Healthcare.gov CEO: "We've kicked the tires on this system"

Open enrollment for Obamacare begins today

Obamacare enrollment will be open for the next three months, giving Americans a second chance to register for federal health insurance.

One of the biggest issues with the roll-out the first time around was the website Healthcare.gov, which crashed almost immediately after launch and continued having problems after that.

But the site has since had an overhaul and Healthcare.gov CEO Kevin Counihan says this time, things should be much smoother.

"We've had multiple ways in which we've kicked the tires on this system, both internally and externally, to see that it works and that it's stable," he told CBS News.

Obamacare has 7 million customers, reducing the number of people without health coverage.

Wall Street Journal reporter Louise Radnofsky says that number's about to increase, as are prices.

"There are more plans in more markets this year, but that's affecting prices that people might see," she said. "Big plans that snapped up a lot of consumers last year are raising prices.
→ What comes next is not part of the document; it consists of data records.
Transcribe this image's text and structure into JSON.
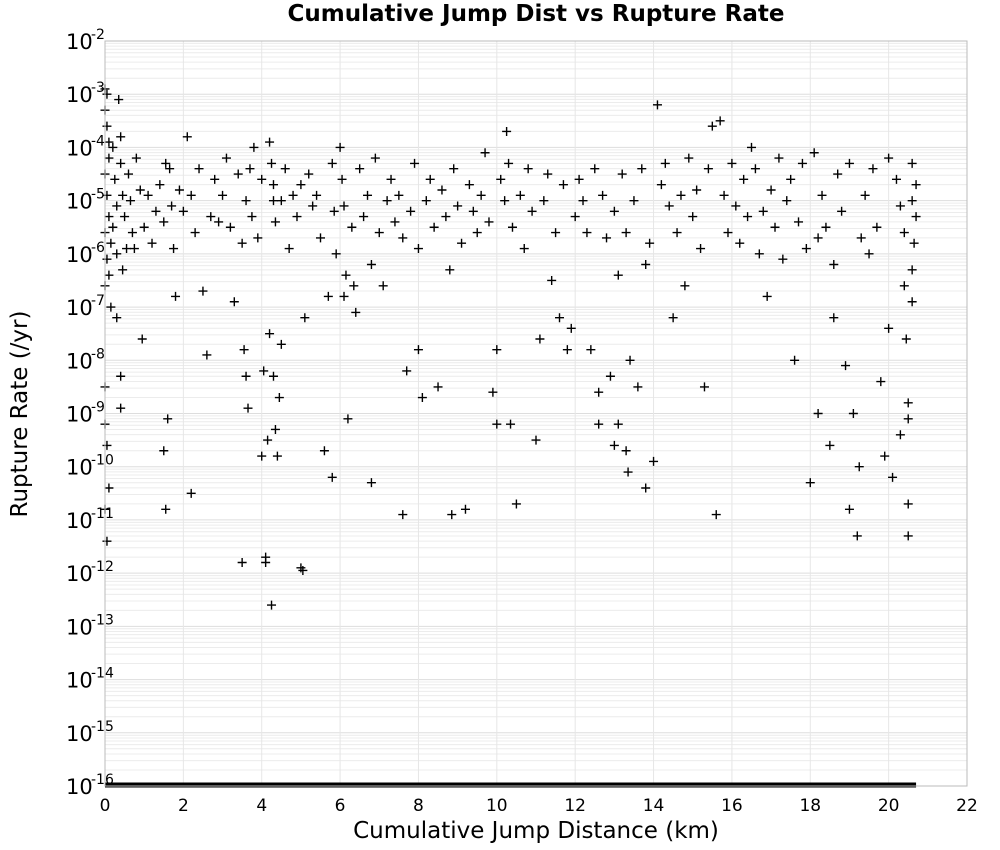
{
  "chart_data": {
    "type": "scatter",
    "title": "Cumulative Jump Dist vs Rupture Rate",
    "xlabel": "Cumulative Jump Distance (km)",
    "ylabel": "Rupture Rate (/yr)",
    "xlim": [
      0,
      22
    ],
    "ylim_log10": [
      -16,
      -2
    ],
    "y_scale": "log",
    "grid": true,
    "marker": "plus",
    "marker_color": "#000000",
    "x_ticks": [
      "0",
      "2",
      "4",
      "6",
      "8",
      "10",
      "12",
      "14",
      "16",
      "18",
      "20",
      "22"
    ],
    "y_ticks": [
      {
        "base": "10",
        "exp": "-2"
      },
      {
        "base": "10",
        "exp": "-3"
      },
      {
        "base": "10",
        "exp": "-4"
      },
      {
        "base": "10",
        "exp": "-5"
      },
      {
        "base": "10",
        "exp": "-6"
      },
      {
        "base": "10",
        "exp": "-7"
      },
      {
        "base": "10",
        "exp": "-8"
      },
      {
        "base": "10",
        "exp": "-9"
      },
      {
        "base": "10",
        "exp": "-10"
      },
      {
        "base": "10",
        "exp": "-11"
      },
      {
        "base": "10",
        "exp": "-12"
      },
      {
        "base": "10",
        "exp": "-13"
      },
      {
        "base": "10",
        "exp": "-14"
      },
      {
        "base": "10",
        "exp": "-15"
      },
      {
        "base": "10",
        "exp": "-16"
      }
    ],
    "floor_band": {
      "y_log10": -16,
      "x_range": [
        0,
        20.7
      ],
      "note": "dense row of points at the minimum rate"
    },
    "points_log10": [
      [
        0.0,
        -2.9
      ],
      [
        0.0,
        -3.3
      ],
      [
        0.05,
        -3.0
      ],
      [
        0.05,
        -3.6
      ],
      [
        0.1,
        -3.9
      ],
      [
        0.1,
        -4.2
      ],
      [
        0.0,
        -4.5
      ],
      [
        0.05,
        -4.9
      ],
      [
        0.1,
        -5.3
      ],
      [
        0.0,
        -5.6
      ],
      [
        0.15,
        -5.8
      ],
      [
        0.05,
        -6.1
      ],
      [
        0.1,
        -6.4
      ],
      [
        0.0,
        -6.6
      ],
      [
        0.2,
        -4.0
      ],
      [
        0.25,
        -4.6
      ],
      [
        0.3,
        -5.1
      ],
      [
        0.2,
        -5.5
      ],
      [
        0.3,
        -6.0
      ],
      [
        0.15,
        -7.0
      ],
      [
        0.0,
        -8.5
      ],
      [
        0.0,
        -9.2
      ],
      [
        0.05,
        -9.6
      ],
      [
        0.1,
        -10.4
      ],
      [
        0.0,
        -10.8
      ],
      [
        0.05,
        -11.4
      ],
      [
        0.35,
        -3.1
      ],
      [
        0.4,
        -3.8
      ],
      [
        0.4,
        -4.3
      ],
      [
        0.45,
        -4.9
      ],
      [
        0.5,
        -5.3
      ],
      [
        0.55,
        -5.9
      ],
      [
        0.45,
        -6.3
      ],
      [
        0.3,
        -7.2
      ],
      [
        0.4,
        -8.3
      ],
      [
        0.4,
        -8.9
      ],
      [
        0.6,
        -4.5
      ],
      [
        0.65,
        -5.0
      ],
      [
        0.7,
        -5.6
      ],
      [
        0.75,
        -5.9
      ],
      [
        0.8,
        -4.2
      ],
      [
        0.9,
        -4.8
      ],
      [
        0.95,
        -7.6
      ],
      [
        1.0,
        -5.5
      ],
      [
        1.1,
        -4.9
      ],
      [
        1.2,
        -5.8
      ],
      [
        1.3,
        -5.2
      ],
      [
        1.4,
        -4.7
      ],
      [
        1.5,
        -5.4
      ],
      [
        1.55,
        -4.3
      ],
      [
        1.6,
        -9.1
      ],
      [
        1.5,
        -9.7
      ],
      [
        1.55,
        -10.8
      ],
      [
        1.65,
        -4.4
      ],
      [
        1.7,
        -5.1
      ],
      [
        1.75,
        -5.9
      ],
      [
        1.8,
        -6.8
      ],
      [
        1.9,
        -4.8
      ],
      [
        2.0,
        -5.2
      ],
      [
        2.1,
        -3.8
      ],
      [
        2.2,
        -4.9
      ],
      [
        2.3,
        -5.6
      ],
      [
        2.4,
        -4.4
      ],
      [
        2.5,
        -6.7
      ],
      [
        2.6,
        -7.9
      ],
      [
        2.7,
        -5.3
      ],
      [
        2.8,
        -4.6
      ],
      [
        2.2,
        -10.5
      ],
      [
        2.9,
        -5.4
      ],
      [
        3.0,
        -4.9
      ],
      [
        3.1,
        -4.2
      ],
      [
        3.2,
        -5.5
      ],
      [
        3.3,
        -6.9
      ],
      [
        3.4,
        -4.5
      ],
      [
        3.5,
        -5.8
      ],
      [
        3.6,
        -5.0
      ],
      [
        3.5,
        -11.8
      ],
      [
        3.55,
        -7.8
      ],
      [
        3.6,
        -8.3
      ],
      [
        3.65,
        -8.9
      ],
      [
        3.7,
        -4.4
      ],
      [
        3.75,
        -5.3
      ],
      [
        3.8,
        -4.0
      ],
      [
        3.9,
        -5.7
      ],
      [
        4.0,
        -4.6
      ],
      [
        4.0,
        -9.8
      ],
      [
        4.05,
        -8.2
      ],
      [
        4.1,
        -11.8
      ],
      [
        4.1,
        -11.7
      ],
      [
        4.15,
        -9.5
      ],
      [
        4.2,
        -3.9
      ],
      [
        4.25,
        -4.3
      ],
      [
        4.3,
        -4.7
      ],
      [
        4.3,
        -5.0
      ],
      [
        4.35,
        -5.4
      ],
      [
        4.2,
        -7.5
      ],
      [
        4.3,
        -8.3
      ],
      [
        4.35,
        -9.3
      ],
      [
        4.4,
        -9.8
      ],
      [
        4.45,
        -8.7
      ],
      [
        4.5,
        -7.7
      ],
      [
        4.25,
        -12.6
      ],
      [
        4.5,
        -5.0
      ],
      [
        4.6,
        -4.4
      ],
      [
        4.7,
        -5.9
      ],
      [
        4.8,
        -4.9
      ],
      [
        4.9,
        -5.3
      ],
      [
        5.0,
        -4.7
      ],
      [
        5.0,
        -11.9
      ],
      [
        5.05,
        -11.95
      ],
      [
        5.1,
        -7.2
      ],
      [
        5.2,
        -4.5
      ],
      [
        5.3,
        -5.1
      ],
      [
        5.4,
        -4.9
      ],
      [
        5.5,
        -5.7
      ],
      [
        5.6,
        -9.7
      ],
      [
        5.7,
        -6.8
      ],
      [
        5.8,
        -4.3
      ],
      [
        5.85,
        -5.2
      ],
      [
        5.8,
        -10.2
      ],
      [
        5.9,
        -6.0
      ],
      [
        6.0,
        -4.0
      ],
      [
        6.05,
        -4.6
      ],
      [
        6.1,
        -5.1
      ],
      [
        6.1,
        -6.8
      ],
      [
        6.15,
        -6.4
      ],
      [
        6.2,
        -9.1
      ],
      [
        6.3,
        -5.5
      ],
      [
        6.35,
        -6.6
      ],
      [
        6.4,
        -7.1
      ],
      [
        6.5,
        -4.4
      ],
      [
        6.6,
        -5.3
      ],
      [
        6.7,
        -4.9
      ],
      [
        6.8,
        -6.2
      ],
      [
        6.8,
        -10.3
      ],
      [
        6.9,
        -4.2
      ],
      [
        7.0,
        -5.6
      ],
      [
        7.1,
        -6.6
      ],
      [
        7.2,
        -5.0
      ],
      [
        7.3,
        -4.6
      ],
      [
        7.4,
        -5.4
      ],
      [
        7.5,
        -4.9
      ],
      [
        7.6,
        -5.7
      ],
      [
        7.6,
        -10.9
      ],
      [
        7.7,
        -8.2
      ],
      [
        7.8,
        -5.2
      ],
      [
        7.9,
        -4.3
      ],
      [
        8.0,
        -5.9
      ],
      [
        8.0,
        -7.8
      ],
      [
        8.1,
        -8.7
      ],
      [
        8.2,
        -5.0
      ],
      [
        8.3,
        -4.6
      ],
      [
        8.4,
        -5.5
      ],
      [
        8.5,
        -8.5
      ],
      [
        8.6,
        -4.8
      ],
      [
        8.7,
        -5.3
      ],
      [
        8.8,
        -6.3
      ],
      [
        8.85,
        -10.9
      ],
      [
        8.9,
        -4.4
      ],
      [
        9.0,
        -5.1
      ],
      [
        9.1,
        -5.8
      ],
      [
        9.2,
        -10.8
      ],
      [
        9.3,
        -4.7
      ],
      [
        9.4,
        -5.2
      ],
      [
        9.5,
        -5.6
      ],
      [
        9.6,
        -4.9
      ],
      [
        9.7,
        -4.1
      ],
      [
        9.8,
        -5.4
      ],
      [
        9.9,
        -8.6
      ],
      [
        10.0,
        -7.8
      ],
      [
        10.0,
        -9.2
      ],
      [
        10.1,
        -4.6
      ],
      [
        10.2,
        -5.0
      ],
      [
        10.25,
        -3.7
      ],
      [
        10.3,
        -4.3
      ],
      [
        10.35,
        -9.2
      ],
      [
        10.4,
        -5.5
      ],
      [
        10.5,
        -10.7
      ],
      [
        10.6,
        -4.9
      ],
      [
        10.7,
        -5.9
      ],
      [
        10.8,
        -4.4
      ],
      [
        10.9,
        -5.2
      ],
      [
        11.0,
        -9.5
      ],
      [
        11.1,
        -7.6
      ],
      [
        11.2,
        -5.0
      ],
      [
        11.3,
        -4.5
      ],
      [
        11.4,
        -6.5
      ],
      [
        11.5,
        -5.6
      ],
      [
        11.6,
        -7.2
      ],
      [
        11.7,
        -4.7
      ],
      [
        11.8,
        -7.8
      ],
      [
        11.9,
        -7.4
      ],
      [
        12.0,
        -5.3
      ],
      [
        12.1,
        -4.6
      ],
      [
        12.2,
        -5.0
      ],
      [
        12.3,
        -5.6
      ],
      [
        12.4,
        -7.8
      ],
      [
        12.5,
        -4.4
      ],
      [
        12.6,
        -8.6
      ],
      [
        12.6,
        -9.2
      ],
      [
        12.7,
        -4.9
      ],
      [
        12.8,
        -5.7
      ],
      [
        12.9,
        -8.3
      ],
      [
        13.0,
        -5.2
      ],
      [
        13.0,
        -9.6
      ],
      [
        13.1,
        -6.4
      ],
      [
        13.1,
        -9.2
      ],
      [
        13.2,
        -4.5
      ],
      [
        13.3,
        -5.6
      ],
      [
        13.3,
        -9.7
      ],
      [
        13.35,
        -10.1
      ],
      [
        13.4,
        -8.0
      ],
      [
        13.5,
        -5.0
      ],
      [
        13.6,
        -8.5
      ],
      [
        13.7,
        -4.4
      ],
      [
        13.8,
        -6.2
      ],
      [
        13.8,
        -10.4
      ],
      [
        13.9,
        -5.8
      ],
      [
        14.0,
        -9.9
      ],
      [
        14.1,
        -3.2
      ],
      [
        14.2,
        -4.7
      ],
      [
        14.3,
        -4.3
      ],
      [
        14.4,
        -5.1
      ],
      [
        14.5,
        -7.2
      ],
      [
        14.6,
        -5.6
      ],
      [
        14.7,
        -4.9
      ],
      [
        14.8,
        -6.6
      ],
      [
        14.9,
        -4.2
      ],
      [
        15.0,
        -5.3
      ],
      [
        15.1,
        -4.8
      ],
      [
        15.2,
        -5.9
      ],
      [
        15.3,
        -8.5
      ],
      [
        15.4,
        -4.4
      ],
      [
        15.5,
        -3.6
      ],
      [
        15.6,
        -10.9
      ],
      [
        15.7,
        -3.5
      ],
      [
        15.8,
        -4.9
      ],
      [
        15.9,
        -5.6
      ],
      [
        16.0,
        -4.3
      ],
      [
        16.1,
        -5.1
      ],
      [
        16.2,
        -5.8
      ],
      [
        16.3,
        -4.6
      ],
      [
        16.4,
        -5.3
      ],
      [
        16.5,
        -4.0
      ],
      [
        16.6,
        -4.4
      ],
      [
        16.7,
        -6.0
      ],
      [
        16.8,
        -5.2
      ],
      [
        16.9,
        -6.8
      ],
      [
        17.0,
        -4.8
      ],
      [
        17.1,
        -5.5
      ],
      [
        17.2,
        -4.2
      ],
      [
        17.3,
        -6.1
      ],
      [
        17.4,
        -5.0
      ],
      [
        17.5,
        -4.6
      ],
      [
        17.6,
        -8.0
      ],
      [
        17.7,
        -5.4
      ],
      [
        17.8,
        -4.3
      ],
      [
        17.9,
        -5.9
      ],
      [
        18.0,
        -10.3
      ],
      [
        18.1,
        -4.1
      ],
      [
        18.2,
        -9.0
      ],
      [
        18.2,
        -5.7
      ],
      [
        18.3,
        -4.9
      ],
      [
        18.4,
        -5.5
      ],
      [
        18.5,
        -9.6
      ],
      [
        18.6,
        -6.2
      ],
      [
        18.6,
        -7.2
      ],
      [
        18.7,
        -4.5
      ],
      [
        18.8,
        -5.2
      ],
      [
        18.9,
        -8.1
      ],
      [
        19.0,
        -4.3
      ],
      [
        19.0,
        -10.8
      ],
      [
        19.1,
        -9.0
      ],
      [
        19.2,
        -11.3
      ],
      [
        19.25,
        -10.0
      ],
      [
        19.3,
        -5.7
      ],
      [
        19.4,
        -4.9
      ],
      [
        19.5,
        -6.0
      ],
      [
        19.6,
        -4.4
      ],
      [
        19.7,
        -5.5
      ],
      [
        19.8,
        -8.4
      ],
      [
        19.9,
        -9.8
      ],
      [
        20.0,
        -4.2
      ],
      [
        20.0,
        -7.4
      ],
      [
        20.1,
        -10.2
      ],
      [
        20.2,
        -4.6
      ],
      [
        20.3,
        -5.1
      ],
      [
        20.3,
        -9.4
      ],
      [
        20.4,
        -5.6
      ],
      [
        20.45,
        -7.6
      ],
      [
        20.5,
        -9.1
      ],
      [
        20.5,
        -10.7
      ],
      [
        20.5,
        -11.3
      ],
      [
        20.6,
        -4.3
      ],
      [
        20.6,
        -5.0
      ],
      [
        20.65,
        -5.8
      ],
      [
        20.6,
        -6.3
      ],
      [
        20.7,
        -4.7
      ],
      [
        20.7,
        -5.3
      ],
      [
        20.5,
        -8.8
      ],
      [
        20.6,
        -6.9
      ],
      [
        20.4,
        -6.6
      ]
    ]
  }
}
At the same time, some of the new market entrants are making aggressively low bids to try to undercut them, which in turn affects the value of people's tax credits. They're actually going down in many states."

Radnofsky says consumers should go directly to Healthcare.gov.
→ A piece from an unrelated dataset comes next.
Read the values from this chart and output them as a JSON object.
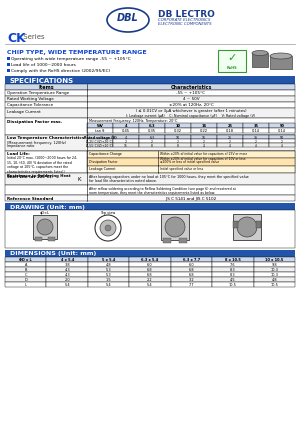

"They have to go back to the website to shop," she said. "It's very important they do it not just to get a better option but to avoid getting a worse one."

According to Radnofsky, people have until December 15 to make changes to their coverage that could take effect January 1, 2015.

"That's a real key deadline for people who bought last year around," she said.

For people who don't have coverage currently, they have until February 15 to register.

Radnofsky stresses that there are still 30 million Americans who are not insured.

"Some of them are not eligible to use the website at all to shop because they're not in the country legally," she said. "Some people have to have incomes that are too low to quality for tax credits towards the cost of coverage, because they live in states that aren't expanding their Medicaid programs. And some people have money, would qualify for tax credits or even wouldn't, but don't feel like the insurance options available to them represent a good deal. They may be opting to pay the penalty this year."

The law is headed to the Supreme Court for the third time around, which Radnofsky says is over "the tax credits that the law provides in exchanges."

She added, "There's a debate over whether people who live in states that did not run their own exchange that turned over some or all of that tax to the federal government can get those credits. And that's more than 30 states potentially affected."